Thank you for your interesting post. I wonder if it's not possible to add another point to your feedback : explaining some possible reasons of the mistake. For example:

10p -> Most people get this wrong first time around and choose this answer. Let's look at the reasons that lead to this answer. When we read the statement once, we can consider the cost of the bat is £1. Since the total is £1.1. So we deduce that the ball costs £1.1 - 0.1p = 0.1p. The error is that the statement does not say that the bat costs £1 but £1 more.

Moreover if the ball was 10p, and the bat is £1 more at 110p, the ball (10p) plus bat (110p) gives a total of 120p. Think of the ratio of the cost between the ball and bat within the 110p cost. Try again.

Unknown said...

Hi Donald, excellent post which I stumbled upon after reading another great post of yours - on the use of animation in elearning. This covers quite a few of the common issues I see from inexperienced test writers (particularly use of 'All of the above' - which, when used, is ALWAYS the correct answer - dead give-away). I have also found that often 'professional' vendors make many of these errors (and are sometimes the worst offenders...)

What I found exceptionally valuable in your post was the inclusion of examples demonstrating good (and not so good) practice, and most importantly - explanations pointing out why they are good / not so good. Practising what you're preaching by providing meaningful examples and 'feedback'.
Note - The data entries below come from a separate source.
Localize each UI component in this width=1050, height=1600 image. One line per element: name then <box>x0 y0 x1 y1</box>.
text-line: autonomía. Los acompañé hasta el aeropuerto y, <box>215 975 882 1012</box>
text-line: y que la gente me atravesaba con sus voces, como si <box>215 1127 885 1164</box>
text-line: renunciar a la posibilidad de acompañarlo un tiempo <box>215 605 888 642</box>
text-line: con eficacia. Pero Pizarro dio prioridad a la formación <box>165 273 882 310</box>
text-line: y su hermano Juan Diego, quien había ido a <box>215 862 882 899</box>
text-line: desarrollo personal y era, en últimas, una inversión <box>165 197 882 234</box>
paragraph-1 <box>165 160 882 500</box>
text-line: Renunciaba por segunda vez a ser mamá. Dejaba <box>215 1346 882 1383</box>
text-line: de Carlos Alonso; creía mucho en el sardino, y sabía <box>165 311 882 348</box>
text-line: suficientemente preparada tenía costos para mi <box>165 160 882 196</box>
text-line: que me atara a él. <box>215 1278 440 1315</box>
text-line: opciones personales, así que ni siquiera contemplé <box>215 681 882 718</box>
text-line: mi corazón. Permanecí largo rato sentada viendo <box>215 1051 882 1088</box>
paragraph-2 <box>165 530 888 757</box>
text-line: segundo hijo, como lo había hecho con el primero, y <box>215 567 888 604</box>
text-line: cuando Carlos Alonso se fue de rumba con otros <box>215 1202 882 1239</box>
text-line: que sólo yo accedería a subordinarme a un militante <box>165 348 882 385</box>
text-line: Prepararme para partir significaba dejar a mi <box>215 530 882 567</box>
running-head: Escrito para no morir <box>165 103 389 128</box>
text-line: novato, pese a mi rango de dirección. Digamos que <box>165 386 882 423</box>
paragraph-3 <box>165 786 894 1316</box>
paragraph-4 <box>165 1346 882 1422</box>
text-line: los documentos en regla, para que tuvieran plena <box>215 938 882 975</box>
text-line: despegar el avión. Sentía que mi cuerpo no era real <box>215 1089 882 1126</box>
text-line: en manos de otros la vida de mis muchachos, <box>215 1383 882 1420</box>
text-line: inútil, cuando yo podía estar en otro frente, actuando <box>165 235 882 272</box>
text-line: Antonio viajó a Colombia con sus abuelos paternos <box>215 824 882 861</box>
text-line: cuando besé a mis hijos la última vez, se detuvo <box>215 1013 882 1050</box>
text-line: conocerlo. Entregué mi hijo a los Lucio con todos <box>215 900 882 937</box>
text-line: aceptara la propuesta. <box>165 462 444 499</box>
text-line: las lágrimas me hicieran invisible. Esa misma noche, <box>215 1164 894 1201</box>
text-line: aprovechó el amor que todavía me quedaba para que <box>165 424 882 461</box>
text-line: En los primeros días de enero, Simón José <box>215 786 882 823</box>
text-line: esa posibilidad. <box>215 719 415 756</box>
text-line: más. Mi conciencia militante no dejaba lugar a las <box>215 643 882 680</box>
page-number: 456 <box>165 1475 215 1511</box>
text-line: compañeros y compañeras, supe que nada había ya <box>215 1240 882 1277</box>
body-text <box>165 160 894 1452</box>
Testing your test items with a representative sample from the actual target audience using 'think out loud' usability / observation techniques is also a critical but often overlooked practice - not just with test items but elearning in general. The mentality of building, getting stakeholder approval / sign off then pushing it out (or perhaps inflicting it on people) is unfortunately all too common. Thanks for highlighting some important points and provoking better practice. I'll be sharing this one.

jk said...

Thanks for the great and informative post.
So true that good questions are difficult to write.
I must confess that as I read your post, I quickly realized examples from my own teaching that needed to be repaired before unleashing them on students in an online environment.
It is humbling to read, but I feel that I will write better questions as a result.